Closing shafts that can be easily reach by vehicles can be costly enough, but when the shafts occur in steep, rocky, and remote country without roads, the cost can easily exceed available funds. The Forest was receiving modest funding through annual appropriations, but much more money was needed to make all of the abandoned mines safe. An unexpected source of funding in the form of ARRA proved to be the answer.

To take advantage of this funding meant promptly conducting a NEPA analysis, preparing contract specifications, arranging a pre-bid field review, and ultimately awarding a contract. Prep work was completed during the fall of 2009, and in November a pre-bid field trip was held. Scheduling a field trip in Michigan’s Upper Peninsula in November is a gamble with weather, and the odds are seldom in favor of those doing the scheduling. Never-the-less the weather was accommodating and ten people representing seven contractors spent the day visiting the project site.

Industrial Maintenance Services, Inc. (IMS) from Escanaba, Michigan, was the successful bidder on the contract and they were excited to begin work. All the Forest needed now was someone to oversee the contract. Geologist Tim Buxton agreed to be the Contracting Officer’s Technical Representative (COTR), but because Tim resides in New Hampshire, he needed someone to provide the day-to-day oversight. Once more ARRA came to the rescue. Using the authority to hire retired annuitants granted by ARRA, the Forest was able to coax Robert Wagner out of retirement to serve as the on-the-ground inspector.

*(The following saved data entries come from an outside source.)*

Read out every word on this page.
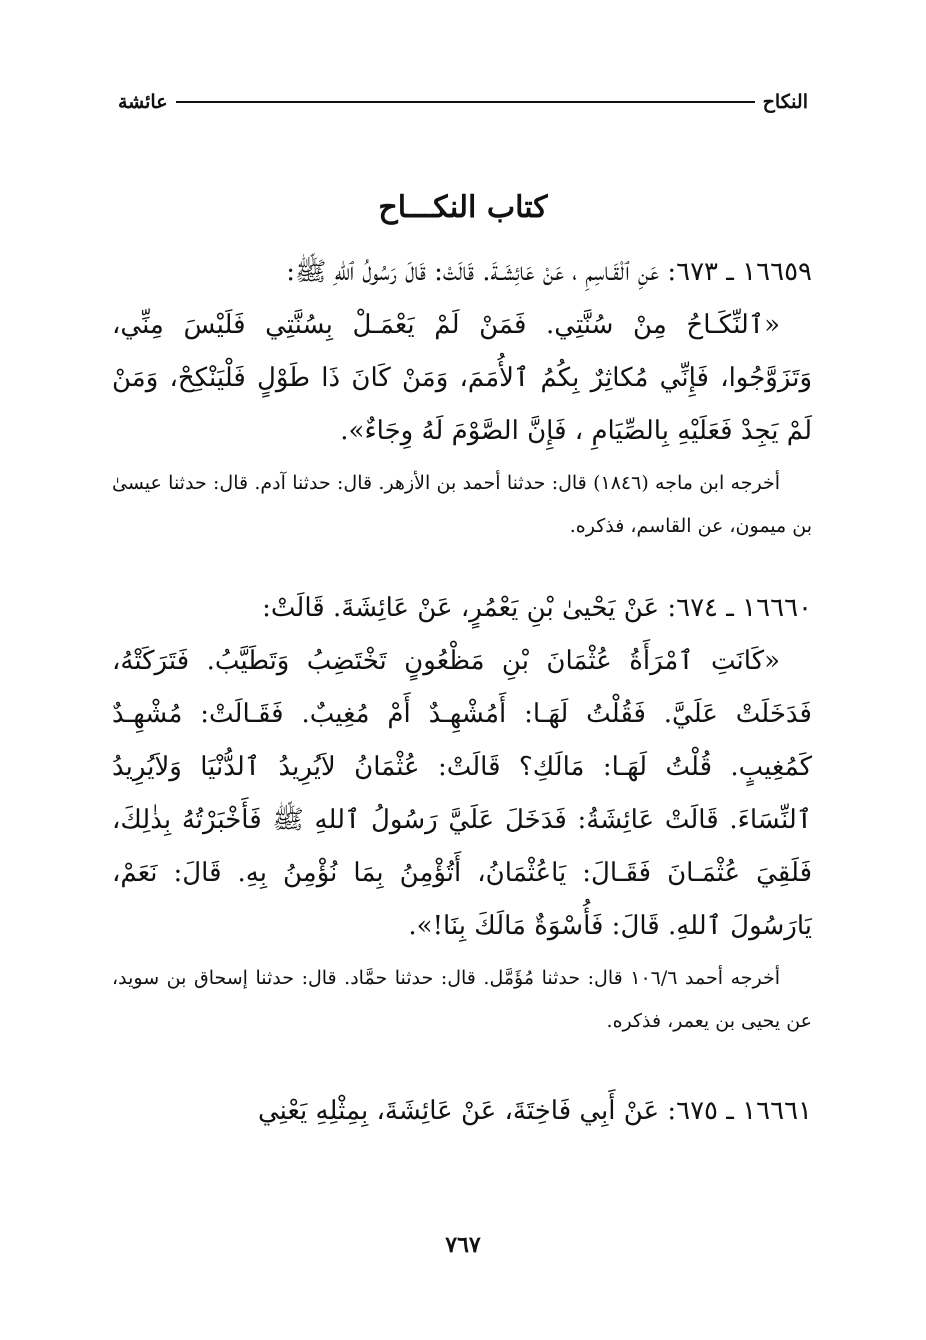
النكاح
عائشة
كتاب النكـــاح

١٦٦٥٩ ـ ٦٧٣: عَنِ ٱلْقَـاسِمِ ، عَنْ عَائِشَـةَ. قَالَتْ: قَالَ رَسُولُ ٱللهِ ﷺ:

«ٱلنِّكَـاحُ مِنْ سُنَّتِي. فَمَنْ لَمْ يَعْمَـلْ بِسُنَّتِي فَلَيْسَ مِنِّي، وَتَزَوَّجُوا، فَإِنِّي مُكاثِرٌ بِكُمُ ٱلأُمَمَ، وَمَنْ كَانَ ذَا طَوْلٍ فَلْيَنْكِحْ، وَمَنْ لَمْ يَجِدْ فَعَلَيْهِ بِالصِّيَامِ ، فَإِنَّ الصَّوْمَ لَهُ وِجَاءٌ».

أخرجه ابن ماجه (١٨٤٦) قال: حدثنا أحمد بن الأزهر. قال: حدثنا آدم. قال: حدثنا عيسىٰ بن ميمون، عن القاسم، فذكره.

١٦٦٦٠ ـ ٦٧٤: عَنْ يَحْيىٰ بْنِ يَعْمُرٍ، عَنْ عَائِشَةَ. قَالَتْ:

«كَانَتِ ٱمْرَأَةُ عُثْمَانَ بْنِ مَظْعُونٍ تَخْتَضِبُ وَتَطَيَّبُ. فَتَرَكَتْهُ، فَدَخَلَتْ عَلَيَّ. فَقُلْتُ لَهَـا: أَمُشْهِـدٌ أَمْ مُغِيبٌ. فَقَـالَتْ: مُشْهِـدٌ كَمُغِيبٍ. قُلْتُ لَهَـا: مَالَكِ؟ قَالَتْ: عُثْمَانُ لاَيُرِيدُ ٱلدُّنْيَا وَلاَيُرِيدُ ٱلنِّسَاءَ. قَالَتْ عَائِشَةُ: فَدَخَلَ عَلَيَّ رَسُولُ ٱللهِ ﷺ فَأَخْبَرْتُهُ بِذٰلِكَ، فَلَقِيَ عُثْمَـانَ فَقَـالَ: يَاعُثْمَانُ، أَتُؤْمِنُ بِمَا نُؤْمِنُ بِهِ. قَالَ: نَعَمْ، يَارَسُولَ ٱللهِ. قَالَ: فَأُسْوَةٌ مَالَكَ بِنَا!».

أخرجه أحمد ١٠٦/٦ قال: حدثنا مُؤَمَّل. قال: حدثنا حمَّاد. قال: حدثنا إسحاق بن سويد، عن يحيى بن يعمر، فذكره.

١٦٦٦١ ـ ٦٧٥: عَنْ أَبِي فَاخِتَةَ، عَنْ عَائِشَةَ، بِمِثْلِهِ يَعْنِي

٧٦٧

Work began with the moving of equipment and materials to the project site. It was well known that access to the site would be as great a challenge as fabricating the closures. The rugged, unroaded terrain required a combination of snowmobiles, ATVs, hand-carrying, and even a team of mules to move tons of iron and equipment to the mine shafts.

Delivering materials and equipment to the project site was only half the battle. The other half of the fight was to devise a safe way to construct an iron grate over the mine opening. This is where Steve Smith came in. Steve, a bat researcher, spelunker, and mine safety expert from the local area was hired by the contractor to secure a safe working area and to teach the contractor’s employees how to properly harness and work from a safety line.

The contractor started constructing the closures in the middle of May, and even though frequent rain caused delays, by early July, the Phase 1 contract was completed and nine mine openings had been successfully and safely closed. Phase 2 has subsequently been awarded and the closure of an additional 21 mine openings is scheduled to begin in late July.

The ARRA funds received by the Ottawa will not only provide work to two Michigan construction companies, but will also have the multiplier effect of supporting local businesses and communities. With these funds the Forest will be able to remediate the unsafe condition posed by the abandoned mines in a matter of months, and not the years it may have taken. For the Norwich area, closing these mines is the first step in developing an interpretive site planned to highlight the mining history of the area.